Lastly, \int ρ r^2 \sin^2 θ dτ is equal to C, the moment of inertia with respect to the axis \text{C}z.
Thus, if R is sufficiently larger than r so that we can neglect terms of order (r/R)^3 and higher, we obtain
ψ = - \frac{GM (2MR^2 + A_0 + B_0 + C_0 -3C)}{2R^3}. \label{5.12.4} \tag{5.12.4}
In the special case of an oblate symmetric top, in which A_0 = B_0 < C_0, and the line \text{CP} makes an angle γ with the principal axis, we have
C = A_0 + (C_0 - A_0) \cos^2 γ = A_0 + (C_0 - A_0) Z^2/R^2, \label{5.12.5} \tag{5.12.5}
so that ψ = -\frac{G}{R} \left[ M + \frac{C_0 - A_0}{2R^2} \left( 1 - \frac{3Z^2}{R^2} \right) \right]. \label{5.12.6} \tag{5.12.6}
Now consider a uniform oblate spheroid of polar and equatorial diameters 2c and 2a respectively.

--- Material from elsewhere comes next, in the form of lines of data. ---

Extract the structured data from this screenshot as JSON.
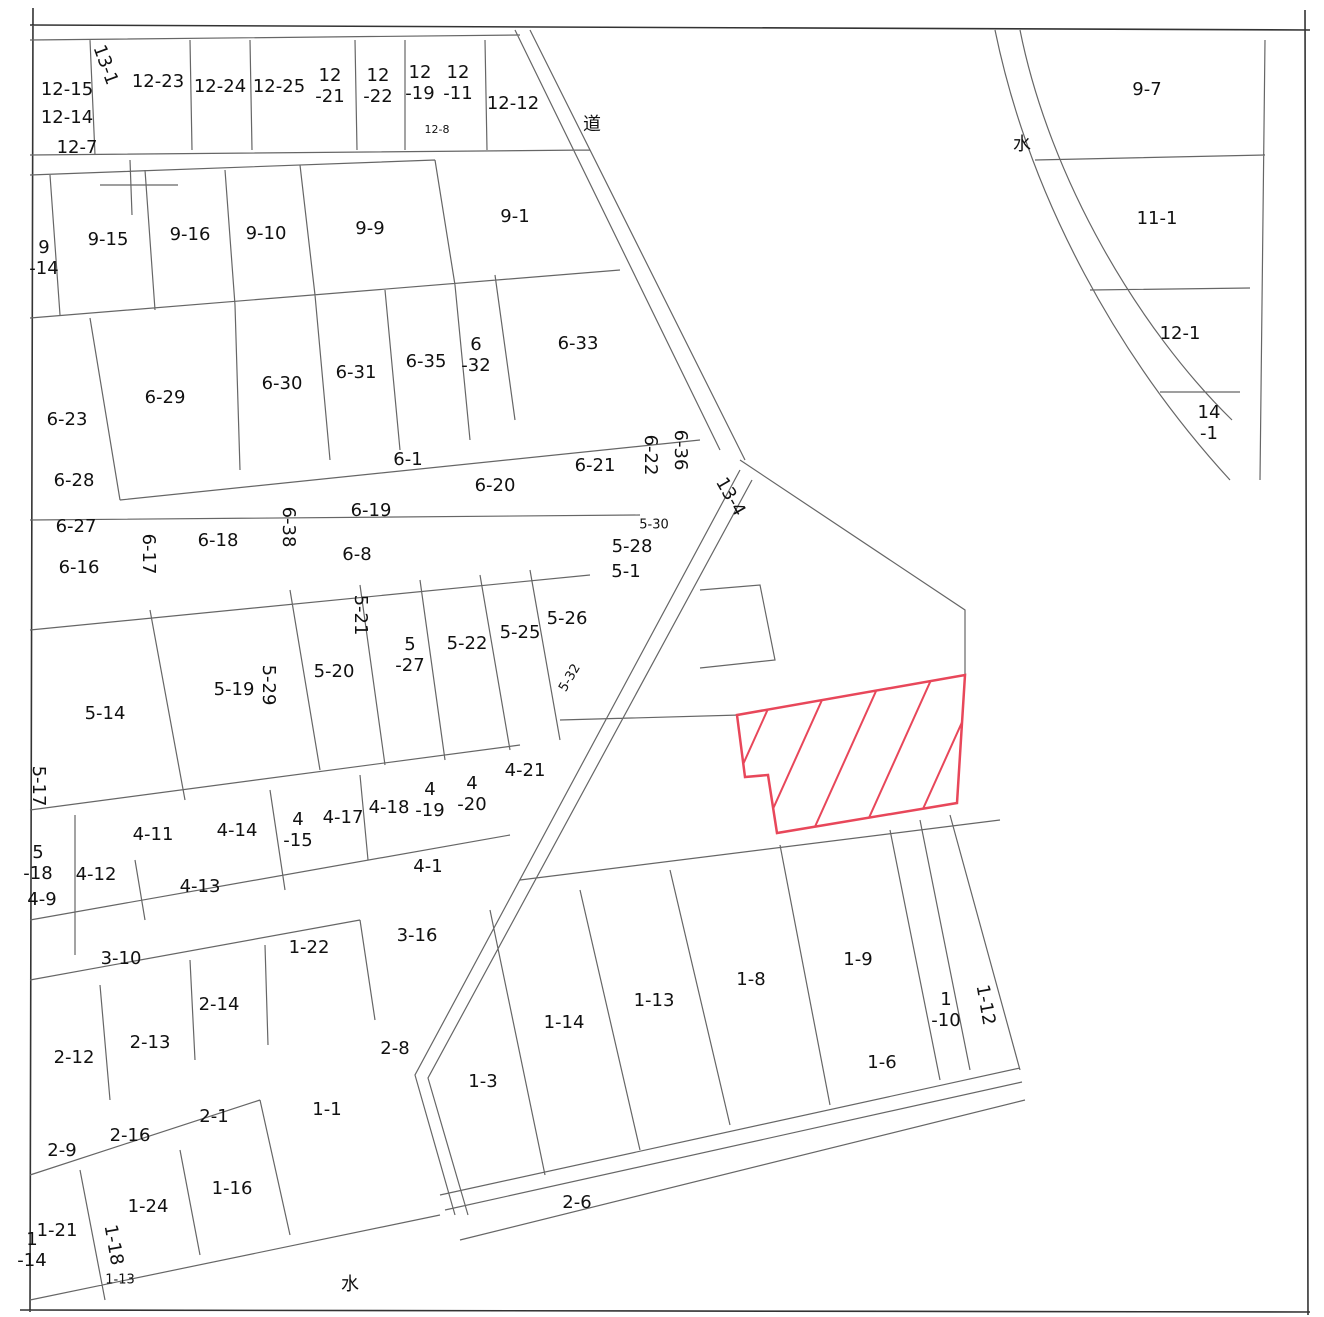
{
  "labels": [
    [
      "12-15"
    ],
    [
      "12-14"
    ],
    [
      "12-7"
    ],
    [
      "13-1"
    ],
    [
      "12-23"
    ],
    [
      "12-24"
    ],
    [
      "12-25"
    ],
    [
      "12",
      "-21"
    ],
    [
      "12",
      "-22"
    ],
    [
      "12",
      "-19"
    ],
    [
      "12",
      "-11"
    ],
    [
      "12-12"
    ],
    [
      "12-8"
    ],
    [
      "道"
    ],
    [
      "9-15"
    ],
    [
      "9-16"
    ],
    [
      "9-10"
    ],
    [
      "9-9"
    ],
    [
      "9-1"
    ],
    [
      "9",
      "-14"
    ],
    [
      "6-29"
    ],
    [
      "6-30"
    ],
    [
      "6-31"
    ],
    [
      "6-35"
    ],
    [
      "6",
      "-32"
    ],
    [
      "6-33"
    ],
    [
      "6-23"
    ],
    [
      "6-28"
    ],
    [
      "6-1"
    ],
    [
      "6-20"
    ],
    [
      "6-21"
    ],
    [
      "6-22"
    ],
    [
      "6-36"
    ],
    [
      "6-27"
    ],
    [
      "6-19"
    ],
    [
      "6-38"
    ],
    [
      "6-18"
    ],
    [
      "6-17"
    ],
    [
      "6-16"
    ],
    [
      "6-8"
    ],
    [
      "5-30"
    ],
    [
      "5-28"
    ],
    [
      "5-1"
    ],
    [
      "13-4"
    ],
    [
      "5-21"
    ],
    [
      "5",
      "-27"
    ],
    [
      "5-22"
    ],
    [
      "5-25"
    ],
    [
      "5-26"
    ],
    [
      "5-20"
    ],
    [
      "5-29"
    ],
    [
      "5-19"
    ],
    [
      "5-32"
    ],
    [
      "5-14"
    ],
    [
      "5-17"
    ],
    [
      "4-21"
    ],
    [
      "4",
      "-20"
    ],
    [
      "4",
      "-19"
    ],
    [
      "4-18"
    ],
    [
      "4-17"
    ],
    [
      "4",
      "-15"
    ],
    [
      "4-14"
    ],
    [
      "4-11"
    ],
    [
      "5",
      "-18"
    ],
    [
      "4-12"
    ],
    [
      "4-13"
    ],
    [
      "4-9"
    ],
    [
      "4-1"
    ],
    [
      "3-16"
    ],
    [
      "1-22"
    ],
    [
      "3-10"
    ],
    [
      "2-14"
    ],
    [
      "2-13"
    ],
    [
      "2-12"
    ],
    [
      "2-8"
    ],
    [
      "1-14"
    ],
    [
      "1-13"
    ],
    [
      "1-8"
    ],
    [
      "1-9"
    ],
    [
      "1",
      "-10"
    ],
    [
      "1-12"
    ],
    [
      "1-6"
    ],
    [
      "1-3"
    ],
    [
      "1-1"
    ],
    [
      "2-1"
    ],
    [
      "2-16"
    ],
    [
      "2-9"
    ],
    [
      "1-16"
    ],
    [
      "1-24"
    ],
    [
      "2-6"
    ],
    [
      "1-21"
    ],
    [
      "1",
      "-14"
    ],
    [
      "1-18"
    ],
    [
      "1-13"
    ],
    [
      "水"
    ],
    [
      "9-7"
    ],
    [
      "水"
    ],
    [
      "11-1"
    ],
    [
      "12-1"
    ],
    [
      "14",
      "-1"
    ]
  ]
}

It is easy to show that
C_0 = \frac{2}{5} Ma^2. \label{5.12.7} \tag{5.12.7}
Confirm Equation \ref{5.12.7}.
It is slightly less easy to show (Exercise: Show it.) that
A_0 = \frac{1}{5} M \left( a^2 + c^2 \right) . \label{5.12.8} \tag{5.12.8}
For a symmetric top, the integrals of the odd polynomials of Equation \ref{5.12.2} are zero, and the potential is generally written in the form
ψ = - \frac{GM}{R} \left[ 1 + \left( \frac{a}{R} \right)^2 J_2 P_2 (\cos γ) + \left( \frac{a}{R} \right) J_4 P_4 (\cos γ) ... \right] \label{5.12.9} \tag{5.12.9}
Here γ is the angle between \text{CP} and the principal axis. For a uniform oblate spheroid, J_2 = \frac{C_0 - A_0}{Mc^2}. This result will be useful in a later chapter when we discuss precession.